Re: Distributed monitoring

On Sun, Mar 29, 2009 at 01:09:46AM +0800, Thomas Goirand wrote:
> The issue here is that we receive so many monitoring alerts that it
> becomes useless. It happened once already that a server really had an
> issue, and because of the flood of alerts, we really realized it was
> down a bit late (45 minutes to 1 hour of down time, which is already
> unacceptable when only a quick reboot using our remote tools was enough
> to solve the issue...). Also, because of the number of alerts and the
> fact they are unreliable (many false positive), we can't use our email
> to SMS gateway to send us alerts.

This sounds like a prima facie case for using matilda(1)[0]

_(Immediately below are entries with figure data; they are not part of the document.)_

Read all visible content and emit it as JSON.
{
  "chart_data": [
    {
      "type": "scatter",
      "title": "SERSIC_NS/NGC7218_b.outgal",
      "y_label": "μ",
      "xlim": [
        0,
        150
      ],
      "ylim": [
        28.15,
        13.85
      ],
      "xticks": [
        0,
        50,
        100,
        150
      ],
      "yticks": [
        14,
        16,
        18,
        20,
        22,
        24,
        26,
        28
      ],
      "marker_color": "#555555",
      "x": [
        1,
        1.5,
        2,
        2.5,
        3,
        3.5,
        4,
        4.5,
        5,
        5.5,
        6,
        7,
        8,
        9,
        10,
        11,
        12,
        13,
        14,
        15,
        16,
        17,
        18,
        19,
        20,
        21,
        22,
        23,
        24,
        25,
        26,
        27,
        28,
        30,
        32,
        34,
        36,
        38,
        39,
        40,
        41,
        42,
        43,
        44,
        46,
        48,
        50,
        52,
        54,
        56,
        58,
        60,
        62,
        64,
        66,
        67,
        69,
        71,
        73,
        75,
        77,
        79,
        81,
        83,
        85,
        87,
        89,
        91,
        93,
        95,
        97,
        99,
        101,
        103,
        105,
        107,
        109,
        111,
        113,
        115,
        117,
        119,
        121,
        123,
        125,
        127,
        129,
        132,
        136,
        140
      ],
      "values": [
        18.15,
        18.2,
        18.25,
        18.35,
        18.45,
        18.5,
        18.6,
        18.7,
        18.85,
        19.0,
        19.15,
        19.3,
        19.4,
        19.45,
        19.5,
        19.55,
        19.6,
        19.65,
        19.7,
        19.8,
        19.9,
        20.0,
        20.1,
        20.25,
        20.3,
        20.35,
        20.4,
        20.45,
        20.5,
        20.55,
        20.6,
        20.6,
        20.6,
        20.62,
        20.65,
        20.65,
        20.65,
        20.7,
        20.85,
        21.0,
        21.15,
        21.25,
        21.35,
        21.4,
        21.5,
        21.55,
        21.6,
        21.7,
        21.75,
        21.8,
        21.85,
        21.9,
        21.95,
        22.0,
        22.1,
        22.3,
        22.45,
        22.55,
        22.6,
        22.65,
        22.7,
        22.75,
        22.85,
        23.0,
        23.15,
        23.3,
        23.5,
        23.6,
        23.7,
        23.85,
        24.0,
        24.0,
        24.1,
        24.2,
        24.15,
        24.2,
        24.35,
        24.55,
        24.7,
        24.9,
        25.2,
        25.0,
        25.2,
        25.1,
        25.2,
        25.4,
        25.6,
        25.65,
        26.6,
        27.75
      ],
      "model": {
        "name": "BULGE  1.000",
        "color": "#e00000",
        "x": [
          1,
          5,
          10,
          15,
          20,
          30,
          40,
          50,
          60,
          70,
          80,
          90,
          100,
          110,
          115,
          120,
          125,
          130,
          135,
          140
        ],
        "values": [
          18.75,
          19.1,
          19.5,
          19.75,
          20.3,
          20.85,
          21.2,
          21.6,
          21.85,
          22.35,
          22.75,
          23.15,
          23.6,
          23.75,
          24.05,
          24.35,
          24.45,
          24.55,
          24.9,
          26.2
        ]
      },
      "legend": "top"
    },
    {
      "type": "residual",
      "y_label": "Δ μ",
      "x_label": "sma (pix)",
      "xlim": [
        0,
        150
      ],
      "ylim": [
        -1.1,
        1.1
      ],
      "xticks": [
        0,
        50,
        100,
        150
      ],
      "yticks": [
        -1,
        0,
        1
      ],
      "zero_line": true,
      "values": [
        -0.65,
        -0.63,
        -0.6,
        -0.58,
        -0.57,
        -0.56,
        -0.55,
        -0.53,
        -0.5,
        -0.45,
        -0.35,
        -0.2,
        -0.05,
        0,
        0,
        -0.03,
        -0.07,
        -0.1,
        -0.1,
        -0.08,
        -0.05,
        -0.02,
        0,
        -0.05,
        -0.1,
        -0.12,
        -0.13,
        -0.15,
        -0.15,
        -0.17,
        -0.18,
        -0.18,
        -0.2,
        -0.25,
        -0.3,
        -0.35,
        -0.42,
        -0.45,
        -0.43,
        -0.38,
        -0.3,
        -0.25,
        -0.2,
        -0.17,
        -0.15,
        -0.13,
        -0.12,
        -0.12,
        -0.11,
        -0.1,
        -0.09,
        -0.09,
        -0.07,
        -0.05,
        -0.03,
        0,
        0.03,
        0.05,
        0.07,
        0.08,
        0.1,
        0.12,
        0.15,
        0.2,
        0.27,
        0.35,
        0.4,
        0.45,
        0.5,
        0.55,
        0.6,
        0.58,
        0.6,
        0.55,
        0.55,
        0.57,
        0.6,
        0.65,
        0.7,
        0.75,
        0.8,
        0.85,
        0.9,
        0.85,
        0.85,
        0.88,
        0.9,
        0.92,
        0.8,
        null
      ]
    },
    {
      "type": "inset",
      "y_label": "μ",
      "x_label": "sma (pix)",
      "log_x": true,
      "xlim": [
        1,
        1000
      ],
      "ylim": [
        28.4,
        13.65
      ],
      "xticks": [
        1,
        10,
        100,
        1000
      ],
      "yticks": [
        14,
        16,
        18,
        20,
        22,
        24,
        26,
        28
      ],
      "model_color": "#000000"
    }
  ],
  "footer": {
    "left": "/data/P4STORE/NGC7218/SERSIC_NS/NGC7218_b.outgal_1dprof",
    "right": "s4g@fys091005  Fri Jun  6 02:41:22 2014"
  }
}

> So what I wanted to have is something where multiple nagios server (or
> another product) would check if a given server is down, and if BOTH are
> reporting failure, then an alert is triggered. We could set up to let's
> say 5 nagios server or something, distributed in different locations.

Pipe the mails to a script which uses diff(1) on each, excluding, the
appropriate headers; if they all match, do nothing; if there are
differences, mail?

[0] <http://ex-parrot.com/~chris/software.html#matilda> (but please note

``Large increases in cost with questionable increases in performance
  can be tolerated only in racehorses and fancy women.'' (Lord Kelvin)